Whilst I am not familiar with that species, other Strophurus do face whatever is threatening them and gape the mouth and expel short, sharp bursts of air, that sound a bit like a mini version of the caw of a crow. This is frequently accompanied by the body being presented side on and arched up like a cat. So if that describes your lizard’s behaviour, then I am sorry to say that it simply means that your lizard does not like you. However, with patience and persistence I am sure you will eventually charm the socks of it.


----------



## Buggster (Feb 6, 2018)

Bluetongue1 said:


> Whilst I am not familiar with that species, other Strophurus do face whatever is threatening them and gape the mouth and expel short, sharp bursts of air, that sound a bit like a mini version of the caw of a crow. This is frequently accompanied by the body being presented side on and arched up like a cat. So if that describes your lizard’s behaviour, then I am sorry to say that it simply means that your lizard does not like you. However, with patience and persistence I am sure you will eventually charm the socks of it.

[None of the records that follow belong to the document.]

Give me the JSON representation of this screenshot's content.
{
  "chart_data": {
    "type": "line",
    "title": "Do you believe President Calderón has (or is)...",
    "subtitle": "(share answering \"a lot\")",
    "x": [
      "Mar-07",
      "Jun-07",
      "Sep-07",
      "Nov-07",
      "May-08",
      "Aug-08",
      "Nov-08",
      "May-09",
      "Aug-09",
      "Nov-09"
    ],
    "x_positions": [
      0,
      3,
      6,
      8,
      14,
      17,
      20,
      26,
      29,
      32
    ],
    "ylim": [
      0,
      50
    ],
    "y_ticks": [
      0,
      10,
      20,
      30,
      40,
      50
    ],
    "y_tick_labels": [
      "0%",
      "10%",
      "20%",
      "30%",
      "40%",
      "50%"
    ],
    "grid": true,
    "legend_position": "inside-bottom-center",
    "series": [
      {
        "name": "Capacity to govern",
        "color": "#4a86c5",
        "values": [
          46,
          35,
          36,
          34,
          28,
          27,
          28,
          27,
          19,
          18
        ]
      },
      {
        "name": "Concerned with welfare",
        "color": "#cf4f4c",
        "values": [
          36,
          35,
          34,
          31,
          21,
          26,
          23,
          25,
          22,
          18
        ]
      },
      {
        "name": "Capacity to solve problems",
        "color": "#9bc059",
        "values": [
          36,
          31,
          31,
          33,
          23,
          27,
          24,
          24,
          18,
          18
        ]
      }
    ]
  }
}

Thanks. She can not like me all she wants, as long as she’s healthy- that was the main concern. 
And yep, she does the back arching and ‘squeaking’ as well. Must have been a cat or bird in another life


----------



## Bluetongue1 (Feb 6, 2018)

LOL. "..a cat or a bird.." You just made my day!


----------



## tigahawk (Feb 13, 2018)

Still waiting on my Geckos / Pygopods in captivity book to hurry up from back order and get here so i can do more reading on them - but im looking to pick up a Trio in March. 

That sounds absolutely adorable rather than threatening XD


----------



## Buggster (Feb 13, 2018)

It is just too cute- thinks she’s a little lion.

Picked her up the other day just to have a quick check over and she went absolutely crazy nipping at my finger tips. Wasn’t even holding her, she was on an open palm and she went straight for the fingers to have a chomp.
And then of course she decided my hand was nice and warm and refused to go back onto her branch. Temperamental much?


----------



## Stompsy (Feb 13, 2018)

Buggster said:


> It is just too cute- thinks she’s a little lion.
> 
> Picked her up the other day just to have a quick check over and she went absolutely crazy nipping at my finger tips. Wasn’t even holding her, she was on an open palm and she went straight for the fingers to have a chomp.
> And then of course she decided my hand was nice and warm and refused to go back onto her branch. Temperamental much?


It's ALL about the warms.... cats and reptiles are very much alike in that regard!


----------